Elektrotherapie - Grundlagen zur elektrischen Muskelstimulation

Elektrotherapie wird eingesetzt zur Stimulierung von denervierten Muskeln, zur Verringerung der Hypotrophie, die eintritt, wenn der normal innervierte Muskel nicht eingesetzt wird.
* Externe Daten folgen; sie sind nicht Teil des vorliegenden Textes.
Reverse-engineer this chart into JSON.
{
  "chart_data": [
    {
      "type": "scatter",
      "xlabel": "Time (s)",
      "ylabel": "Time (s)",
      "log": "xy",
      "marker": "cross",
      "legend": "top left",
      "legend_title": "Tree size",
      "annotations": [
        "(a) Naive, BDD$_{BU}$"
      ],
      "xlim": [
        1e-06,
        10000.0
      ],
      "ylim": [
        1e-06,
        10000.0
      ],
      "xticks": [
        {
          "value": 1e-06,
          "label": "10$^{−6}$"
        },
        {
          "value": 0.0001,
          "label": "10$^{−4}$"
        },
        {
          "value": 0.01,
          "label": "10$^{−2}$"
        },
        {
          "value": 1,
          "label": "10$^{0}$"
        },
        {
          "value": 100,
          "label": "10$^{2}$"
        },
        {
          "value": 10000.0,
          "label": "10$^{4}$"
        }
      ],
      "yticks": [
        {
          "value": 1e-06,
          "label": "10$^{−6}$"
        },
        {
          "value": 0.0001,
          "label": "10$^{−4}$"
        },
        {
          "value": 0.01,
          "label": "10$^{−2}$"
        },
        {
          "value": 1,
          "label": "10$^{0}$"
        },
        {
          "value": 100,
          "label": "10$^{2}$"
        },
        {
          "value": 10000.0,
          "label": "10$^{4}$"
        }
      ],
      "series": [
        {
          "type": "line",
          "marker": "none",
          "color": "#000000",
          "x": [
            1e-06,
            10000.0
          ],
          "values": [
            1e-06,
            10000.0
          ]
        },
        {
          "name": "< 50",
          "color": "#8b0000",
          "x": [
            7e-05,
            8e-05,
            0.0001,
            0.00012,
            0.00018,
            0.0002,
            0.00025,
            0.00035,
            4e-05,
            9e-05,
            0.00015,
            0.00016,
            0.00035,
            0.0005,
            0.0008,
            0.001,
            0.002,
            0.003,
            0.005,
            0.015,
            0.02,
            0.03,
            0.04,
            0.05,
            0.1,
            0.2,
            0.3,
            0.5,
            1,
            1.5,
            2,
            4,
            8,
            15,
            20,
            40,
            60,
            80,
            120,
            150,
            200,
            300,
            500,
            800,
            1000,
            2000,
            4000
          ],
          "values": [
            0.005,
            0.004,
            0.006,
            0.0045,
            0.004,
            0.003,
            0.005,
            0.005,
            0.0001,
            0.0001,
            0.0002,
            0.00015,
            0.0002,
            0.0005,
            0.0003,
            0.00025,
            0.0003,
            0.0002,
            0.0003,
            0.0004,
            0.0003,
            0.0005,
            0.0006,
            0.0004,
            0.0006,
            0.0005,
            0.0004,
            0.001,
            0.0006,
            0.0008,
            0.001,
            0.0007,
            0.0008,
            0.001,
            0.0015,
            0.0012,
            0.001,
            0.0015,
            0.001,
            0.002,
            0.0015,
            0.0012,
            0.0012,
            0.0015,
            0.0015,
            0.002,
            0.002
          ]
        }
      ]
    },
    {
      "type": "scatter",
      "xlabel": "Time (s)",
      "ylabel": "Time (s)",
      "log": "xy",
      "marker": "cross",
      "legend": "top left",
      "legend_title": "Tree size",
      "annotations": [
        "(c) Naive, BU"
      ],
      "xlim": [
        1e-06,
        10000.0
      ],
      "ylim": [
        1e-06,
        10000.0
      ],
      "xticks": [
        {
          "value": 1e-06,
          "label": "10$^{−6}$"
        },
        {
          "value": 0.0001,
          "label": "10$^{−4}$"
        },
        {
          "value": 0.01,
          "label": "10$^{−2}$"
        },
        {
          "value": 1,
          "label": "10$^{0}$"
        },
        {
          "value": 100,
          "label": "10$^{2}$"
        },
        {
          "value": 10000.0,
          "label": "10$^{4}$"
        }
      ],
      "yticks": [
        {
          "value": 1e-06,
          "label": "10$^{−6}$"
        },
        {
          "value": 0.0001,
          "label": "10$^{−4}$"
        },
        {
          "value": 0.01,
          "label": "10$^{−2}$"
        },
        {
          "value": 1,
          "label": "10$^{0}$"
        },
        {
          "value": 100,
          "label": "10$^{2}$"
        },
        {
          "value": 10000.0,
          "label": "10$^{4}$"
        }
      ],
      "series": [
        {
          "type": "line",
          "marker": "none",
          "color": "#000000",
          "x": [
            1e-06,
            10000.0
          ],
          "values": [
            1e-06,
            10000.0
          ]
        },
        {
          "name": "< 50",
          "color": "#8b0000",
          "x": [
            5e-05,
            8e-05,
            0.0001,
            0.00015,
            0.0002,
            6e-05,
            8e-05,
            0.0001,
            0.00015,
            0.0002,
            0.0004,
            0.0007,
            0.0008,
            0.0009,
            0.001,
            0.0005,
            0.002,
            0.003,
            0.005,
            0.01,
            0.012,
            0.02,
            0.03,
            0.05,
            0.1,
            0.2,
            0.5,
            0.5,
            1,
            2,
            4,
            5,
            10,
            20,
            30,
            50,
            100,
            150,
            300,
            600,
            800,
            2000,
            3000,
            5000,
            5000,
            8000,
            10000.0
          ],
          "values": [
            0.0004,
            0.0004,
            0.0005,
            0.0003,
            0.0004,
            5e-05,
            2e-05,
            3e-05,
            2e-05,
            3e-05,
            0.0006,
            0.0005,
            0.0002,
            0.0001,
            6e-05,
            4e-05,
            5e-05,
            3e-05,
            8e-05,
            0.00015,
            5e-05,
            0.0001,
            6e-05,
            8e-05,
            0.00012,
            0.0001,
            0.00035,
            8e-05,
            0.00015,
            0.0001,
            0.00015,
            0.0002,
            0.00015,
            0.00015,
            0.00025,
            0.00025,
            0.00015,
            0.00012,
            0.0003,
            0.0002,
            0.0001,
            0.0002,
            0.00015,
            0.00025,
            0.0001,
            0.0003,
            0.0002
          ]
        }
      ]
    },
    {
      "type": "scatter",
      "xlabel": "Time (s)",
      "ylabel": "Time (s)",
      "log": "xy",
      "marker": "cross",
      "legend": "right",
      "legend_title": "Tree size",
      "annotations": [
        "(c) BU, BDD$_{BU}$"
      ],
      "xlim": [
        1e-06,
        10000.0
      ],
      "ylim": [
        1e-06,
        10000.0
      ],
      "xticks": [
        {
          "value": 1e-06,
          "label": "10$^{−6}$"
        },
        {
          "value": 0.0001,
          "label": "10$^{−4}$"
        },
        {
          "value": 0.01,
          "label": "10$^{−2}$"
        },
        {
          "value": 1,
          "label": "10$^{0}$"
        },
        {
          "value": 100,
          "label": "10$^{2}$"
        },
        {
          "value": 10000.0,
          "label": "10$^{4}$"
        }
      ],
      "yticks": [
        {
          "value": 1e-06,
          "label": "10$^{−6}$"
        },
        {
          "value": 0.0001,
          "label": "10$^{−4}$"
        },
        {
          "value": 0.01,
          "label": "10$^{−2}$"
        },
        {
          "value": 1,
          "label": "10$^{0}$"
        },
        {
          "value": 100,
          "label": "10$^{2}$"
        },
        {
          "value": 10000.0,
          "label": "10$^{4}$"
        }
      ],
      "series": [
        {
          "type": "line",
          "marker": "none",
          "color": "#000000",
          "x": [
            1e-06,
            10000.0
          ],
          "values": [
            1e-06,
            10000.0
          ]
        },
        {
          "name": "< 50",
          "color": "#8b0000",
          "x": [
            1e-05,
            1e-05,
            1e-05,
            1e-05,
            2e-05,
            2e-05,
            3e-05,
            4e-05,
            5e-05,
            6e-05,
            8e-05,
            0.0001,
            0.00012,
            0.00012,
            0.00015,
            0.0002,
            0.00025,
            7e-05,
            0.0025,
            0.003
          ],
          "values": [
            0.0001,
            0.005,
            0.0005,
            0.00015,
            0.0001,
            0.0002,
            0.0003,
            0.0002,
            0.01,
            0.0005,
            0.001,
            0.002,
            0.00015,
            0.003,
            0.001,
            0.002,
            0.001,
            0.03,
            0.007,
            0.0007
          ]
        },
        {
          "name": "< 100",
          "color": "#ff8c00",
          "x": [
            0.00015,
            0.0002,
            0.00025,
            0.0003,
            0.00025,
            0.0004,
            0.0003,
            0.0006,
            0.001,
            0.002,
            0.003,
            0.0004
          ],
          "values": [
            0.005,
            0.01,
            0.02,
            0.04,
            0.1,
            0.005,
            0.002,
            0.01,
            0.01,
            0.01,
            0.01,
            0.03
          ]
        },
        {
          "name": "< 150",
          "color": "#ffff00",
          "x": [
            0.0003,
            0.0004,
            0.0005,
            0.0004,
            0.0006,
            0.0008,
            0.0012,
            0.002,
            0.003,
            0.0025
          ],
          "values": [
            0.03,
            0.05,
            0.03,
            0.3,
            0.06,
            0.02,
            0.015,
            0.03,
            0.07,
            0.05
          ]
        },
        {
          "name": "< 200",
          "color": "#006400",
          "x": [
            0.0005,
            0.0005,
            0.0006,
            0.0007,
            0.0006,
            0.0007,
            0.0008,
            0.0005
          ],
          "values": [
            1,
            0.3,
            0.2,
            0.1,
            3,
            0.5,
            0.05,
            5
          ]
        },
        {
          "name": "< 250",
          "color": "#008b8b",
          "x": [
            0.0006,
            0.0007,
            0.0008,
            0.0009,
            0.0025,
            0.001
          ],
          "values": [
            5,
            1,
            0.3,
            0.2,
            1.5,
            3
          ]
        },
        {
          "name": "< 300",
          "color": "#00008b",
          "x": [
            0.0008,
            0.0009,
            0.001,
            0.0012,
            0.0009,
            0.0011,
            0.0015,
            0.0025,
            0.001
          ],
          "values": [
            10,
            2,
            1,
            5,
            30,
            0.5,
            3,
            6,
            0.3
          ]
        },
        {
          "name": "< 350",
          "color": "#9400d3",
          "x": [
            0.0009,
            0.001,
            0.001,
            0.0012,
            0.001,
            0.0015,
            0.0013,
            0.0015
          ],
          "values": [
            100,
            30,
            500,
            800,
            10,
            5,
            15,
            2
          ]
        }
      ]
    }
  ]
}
Zudem soll eine ausreichende Versorgung des denervierten oder teilweise innervierten Muskels aufrecht erhalten werden und der Muskel soll gestärkt werden.

Die Elektrotherapie nutzt die biologischen Wirkungen, die mithilfe der elektrischen Energie erzeugt werden, zu therapeutischen Zwecken. Zum Einsatz kommen elektrische Ströme, die durch die betroffenen Körperstellen geleitet werden. Dabei wählt man die Ströme aus, die geeignet sind, die jeweiligen Therapieziele zu erreichen. Zur Behandlung kann Gleichstrom oder variabler Strom angewendet werden.

Der Gleichstrom (auch galvanischer Strom) zeichnet sich aus durch die gleichförmige Bewegung der elektrischen Ladung in eine Richtung. So bleibt fortwährend eine gleichbleibende Stromstärke erhalten.

Jeglicher Einfluss von Gleichstrom auf den Organismus ist direkt mit der elektrochemischen Wirkung verknüpft. Werden die Elektroden des galvanischen Stromgenerators in eine Elektrolytlösung getaucht, dann fließen die Ionen zum entgegengesetzten Pol.

Hinsichtlich der Elektrizität verhält sich der menschliche Körper wie eine Elektrolytlösung: Ionen, die natürlicherweise im Organismus vorkommen, "wandern" unter dem Einfluss eines elektrischen Spannungsfeldes. Die Ionen kommen in variabler Anzahl in den zellulären und extrazellulären Räumen vor, wodurch das Potential und die Durchlässigkeit der Zellwände sich verändert.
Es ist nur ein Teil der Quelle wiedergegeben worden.